On Friday, as President Marcelo Rebelo de Sousa was touring the Algarve to catch up with regional mayors and ‘spread’ his habitual ‘bonhomie’, he was forced to talk about the possibility of further lockdowns. He even used the words ‘civil disobedience’, when asked by a battalion of reporters in Aljezur where things might be heading … It was not a good moment for a country exhausted by constant media commentary on the increase in Covid infections, the increase in deaths and the increase in hospital admissions.

Worse perhaps was the incident late at night in Aljezur involving a group of activists who had been waiting to ‘catch the president’ all day beside a new pedestrian footbridge that they all believed was going to be ‘inaugurated’.

Reported on by Sábado magazine, it showed how certain sections of society are already heartily fed up with what they believe is a spurious narrative of fear.

Said the paper, the ‘Covid-deniers’ who faced the president ‘without masks or physical distancing’ outside the restaurant where he was dining with regional mayors, had a “crowd behind” them, some of which accused Marcelo of “acting stupidly”.

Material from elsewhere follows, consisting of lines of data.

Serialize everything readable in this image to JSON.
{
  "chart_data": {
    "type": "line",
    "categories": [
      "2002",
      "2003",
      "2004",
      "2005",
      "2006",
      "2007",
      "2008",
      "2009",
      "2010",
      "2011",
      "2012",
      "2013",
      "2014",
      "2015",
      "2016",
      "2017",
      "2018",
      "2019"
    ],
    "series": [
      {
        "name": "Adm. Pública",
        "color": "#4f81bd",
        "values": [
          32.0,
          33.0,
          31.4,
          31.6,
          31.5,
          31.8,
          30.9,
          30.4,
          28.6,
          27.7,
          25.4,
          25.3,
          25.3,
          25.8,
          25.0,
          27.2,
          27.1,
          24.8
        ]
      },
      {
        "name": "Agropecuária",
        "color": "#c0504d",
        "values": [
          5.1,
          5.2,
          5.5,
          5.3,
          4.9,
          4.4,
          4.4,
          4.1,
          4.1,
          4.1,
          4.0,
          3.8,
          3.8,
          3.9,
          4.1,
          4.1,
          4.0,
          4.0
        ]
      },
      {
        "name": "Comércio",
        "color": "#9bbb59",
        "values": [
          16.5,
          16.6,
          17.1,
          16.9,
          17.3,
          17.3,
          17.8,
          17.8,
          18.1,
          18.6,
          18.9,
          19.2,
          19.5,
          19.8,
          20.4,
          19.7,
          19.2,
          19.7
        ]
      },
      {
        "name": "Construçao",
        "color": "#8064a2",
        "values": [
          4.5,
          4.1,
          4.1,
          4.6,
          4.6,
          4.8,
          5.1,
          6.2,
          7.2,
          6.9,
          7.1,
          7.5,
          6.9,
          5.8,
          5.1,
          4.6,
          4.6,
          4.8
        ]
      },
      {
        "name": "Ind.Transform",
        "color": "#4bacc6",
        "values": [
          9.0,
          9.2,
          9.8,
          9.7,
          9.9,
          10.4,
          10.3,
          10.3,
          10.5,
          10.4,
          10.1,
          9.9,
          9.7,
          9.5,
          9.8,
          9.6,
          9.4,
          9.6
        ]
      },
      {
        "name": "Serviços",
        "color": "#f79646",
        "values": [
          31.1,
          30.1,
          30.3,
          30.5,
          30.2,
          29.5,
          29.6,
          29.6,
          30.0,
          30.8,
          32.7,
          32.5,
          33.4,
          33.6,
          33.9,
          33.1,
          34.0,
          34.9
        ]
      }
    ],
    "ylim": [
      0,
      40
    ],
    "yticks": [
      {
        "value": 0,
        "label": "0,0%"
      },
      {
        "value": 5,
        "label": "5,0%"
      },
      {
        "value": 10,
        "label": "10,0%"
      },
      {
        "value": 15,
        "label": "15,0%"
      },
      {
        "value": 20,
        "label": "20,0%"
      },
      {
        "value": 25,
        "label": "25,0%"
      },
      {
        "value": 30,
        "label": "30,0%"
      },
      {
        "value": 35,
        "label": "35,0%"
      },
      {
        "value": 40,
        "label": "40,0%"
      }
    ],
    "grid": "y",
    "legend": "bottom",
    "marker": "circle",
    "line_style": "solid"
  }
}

It was, in the end, a tiny incident in a tiny part of a region far from the capital – but it wasn’t the sort of story anyone would have wanted publicised on a national news website.

Said Sábado, the “deniers were convinced that China is controlled by the financial interests of five capitalist families…”

And on it went: “The lawyer (heading up the group) told the president he had approved an unconstitutional decree in declaring a State of Calamity because the Portuguese Constitution only allows for this measure in the face of effective or imminent aggression by foreign forces, when democratic order is threatened or when indeed there has been a public calamity. Marcelo’s answer was: try to challenge it in the courts…”

Again, not perhaps the way to placate a group of people who had been waiting misguidedly in the wrong part of town for the best part of 16 hours.

But, by this time, the government seemed to realise its ‘heavy-handed approach’ to Portugal’s outbreak of the virus wasn’t being ‘happily taken on board’. MPs were up in arms and the image of a country careering towards a second lockdown where families might be kept apart at Christmas was sending everyone to new levels of despair.

By Sunday, the message was changing – and, on Monday night, Mr Costa conceded an interview with TVI where he said there was “no question” of any new confinement – and that he would be withdrawing the ‘draft law’ seeking to make the StayAway Covid app compulsory.

Bit by bit, focus pulled away from the unconstitutionality of the government’s approach and returned to the not inconsiderable battle to get ‘allies’ on board to ensure the State Budget is approved in parliament next week.

Slowly, the chaotic soundbites of the last few days started to settle like the flecks in a child’s snow globe. The official narrative was appearing to pull itself back from the brink… and then President Marcelo decided to take off his clothes for a simple ‘promotional shot’ designed to encourage citizens to get vaccinated against the flu this winter (click here).

‘Why, oh why’ did he have to pose ‘naked from the waist up’ in a hospital, asked leader writers? It was absolutely the worst decision possible – an attempt to show the president as ‘a man of the people’ when the people were quite aware that he was in a class of his own, and should keep his clothes on for something as simple as a flu jab.

It wasn’t even presidential. Imagine former president Cavaco Silva sitting naked from the waist up in a hospital vaccination room; or even Mário Soares? No-one seems able to. “Even if he wants to (and he does show that he quite often might), President Marcelo cannot and should not try and be “everyone, everywhere”, said Fernando Alves of TSF radio.

The week has been almost too surreal for a half-naked president. But there it is. These are strange, disconcerting times.